Studies in rats showed that stimulation at 2 Hz and 100 Hz alternatively elicited the full release of M-ENK, β-EP, and DYN-A in the CNS, which produced a synergistic effect stronger than that at 2 Hz or 100 Hz alone [63]. Veterinary practice verifies that the mode of alternating stimulation with low and high frequencies can also induce more potent analgesic effect. However, the releasing modalities of EOPs which are induced by this stimulation mode in ruminants are worthy to be investigated.

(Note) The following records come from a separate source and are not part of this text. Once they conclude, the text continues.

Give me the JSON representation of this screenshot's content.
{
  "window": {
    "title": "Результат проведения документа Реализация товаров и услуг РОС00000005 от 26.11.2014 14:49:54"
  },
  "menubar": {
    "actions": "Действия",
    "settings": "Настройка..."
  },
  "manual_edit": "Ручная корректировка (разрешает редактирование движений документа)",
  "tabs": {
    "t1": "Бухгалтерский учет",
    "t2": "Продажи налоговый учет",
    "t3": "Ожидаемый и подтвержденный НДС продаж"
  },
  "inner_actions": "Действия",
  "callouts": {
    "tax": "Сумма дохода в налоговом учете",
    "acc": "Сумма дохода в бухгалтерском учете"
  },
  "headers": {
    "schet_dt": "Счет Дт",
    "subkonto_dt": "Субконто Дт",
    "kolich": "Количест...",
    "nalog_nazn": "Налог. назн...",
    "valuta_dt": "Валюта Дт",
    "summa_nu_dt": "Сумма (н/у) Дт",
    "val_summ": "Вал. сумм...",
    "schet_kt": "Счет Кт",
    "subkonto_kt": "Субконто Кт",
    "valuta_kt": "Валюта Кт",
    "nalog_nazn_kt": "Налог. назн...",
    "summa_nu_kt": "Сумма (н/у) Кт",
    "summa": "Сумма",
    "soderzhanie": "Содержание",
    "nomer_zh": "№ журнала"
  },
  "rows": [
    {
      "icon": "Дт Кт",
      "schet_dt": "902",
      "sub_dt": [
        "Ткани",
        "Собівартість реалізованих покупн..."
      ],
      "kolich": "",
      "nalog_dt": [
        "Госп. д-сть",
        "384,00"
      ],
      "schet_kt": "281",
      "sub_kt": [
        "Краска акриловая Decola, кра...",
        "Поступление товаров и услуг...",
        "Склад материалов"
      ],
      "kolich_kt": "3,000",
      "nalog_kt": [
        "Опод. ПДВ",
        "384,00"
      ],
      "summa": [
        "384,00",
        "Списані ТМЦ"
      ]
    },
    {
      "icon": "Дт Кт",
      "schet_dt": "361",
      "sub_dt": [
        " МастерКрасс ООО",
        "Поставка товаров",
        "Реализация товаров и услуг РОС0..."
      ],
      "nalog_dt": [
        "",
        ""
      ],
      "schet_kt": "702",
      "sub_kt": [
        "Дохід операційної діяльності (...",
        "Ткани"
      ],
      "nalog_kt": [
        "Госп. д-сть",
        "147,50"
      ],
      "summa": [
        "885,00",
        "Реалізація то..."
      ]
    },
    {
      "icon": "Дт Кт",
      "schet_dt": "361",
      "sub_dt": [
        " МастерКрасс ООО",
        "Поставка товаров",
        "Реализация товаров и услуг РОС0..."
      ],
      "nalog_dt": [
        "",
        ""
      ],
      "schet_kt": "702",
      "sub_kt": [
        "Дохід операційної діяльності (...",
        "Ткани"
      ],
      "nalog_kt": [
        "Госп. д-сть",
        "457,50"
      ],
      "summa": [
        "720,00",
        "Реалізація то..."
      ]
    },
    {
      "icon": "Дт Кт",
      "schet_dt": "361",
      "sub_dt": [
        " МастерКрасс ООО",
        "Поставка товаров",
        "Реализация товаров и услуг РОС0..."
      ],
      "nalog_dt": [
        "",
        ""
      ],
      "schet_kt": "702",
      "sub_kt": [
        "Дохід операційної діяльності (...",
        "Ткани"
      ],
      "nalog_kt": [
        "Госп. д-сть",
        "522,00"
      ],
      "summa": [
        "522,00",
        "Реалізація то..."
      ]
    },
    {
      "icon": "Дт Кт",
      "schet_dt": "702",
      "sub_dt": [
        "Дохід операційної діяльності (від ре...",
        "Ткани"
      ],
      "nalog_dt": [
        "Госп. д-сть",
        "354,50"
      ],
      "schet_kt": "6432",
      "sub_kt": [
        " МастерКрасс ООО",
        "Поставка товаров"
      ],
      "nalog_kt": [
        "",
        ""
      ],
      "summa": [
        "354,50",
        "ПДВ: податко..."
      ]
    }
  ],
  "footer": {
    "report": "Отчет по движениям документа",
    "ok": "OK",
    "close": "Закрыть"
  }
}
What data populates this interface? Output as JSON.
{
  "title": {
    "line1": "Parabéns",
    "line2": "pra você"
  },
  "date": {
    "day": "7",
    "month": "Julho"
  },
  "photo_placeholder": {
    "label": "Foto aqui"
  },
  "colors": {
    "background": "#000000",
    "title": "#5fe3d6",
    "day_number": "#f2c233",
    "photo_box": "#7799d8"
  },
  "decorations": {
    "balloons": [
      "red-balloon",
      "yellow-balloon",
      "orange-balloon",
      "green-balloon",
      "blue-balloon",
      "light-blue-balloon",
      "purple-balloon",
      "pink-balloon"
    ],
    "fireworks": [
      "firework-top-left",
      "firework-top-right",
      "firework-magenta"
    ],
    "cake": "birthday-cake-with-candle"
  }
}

4.4. Animal Species Variation of EA-Induced Analgesia

During the last decades, our understanding of how the brain processes acupuncture analgesia has undergone considerable development. But the major results of related researches are primarily obtained from small experimental animals such as rats, rabbits, dogs and monkeys. There are many factors which affect the EA-induced analgesic effect. Besides frequencies and acupoints, species-specificity has an important impact on EA analgesia. Studies showed that EA in combination with anesthetics led to reduce the dosage of the anesthetics in human, rat, and goat by 45%–55%, 50%–60%, and over 75%, respectively [12, 13]. Obviously, ruminants should be optimal model animals for research on the mechanisms of EA-induced analgesia. Our results showed that high frequencies motivated the simultaneous release of the three EOPs in the extensive analgesia-related nuclei and areas in the CNS, which may be conducive to explain why EA induced more potent analgesia in ruminants than in rats.

5. Conclusion

60 Hz was an optimal frequency for acupuncture-induced analgesia in goats and induced the simultaneous release of M-ENK, β-EP, and DYN-A in most of analgesia-related nuclei and areas in the CNS.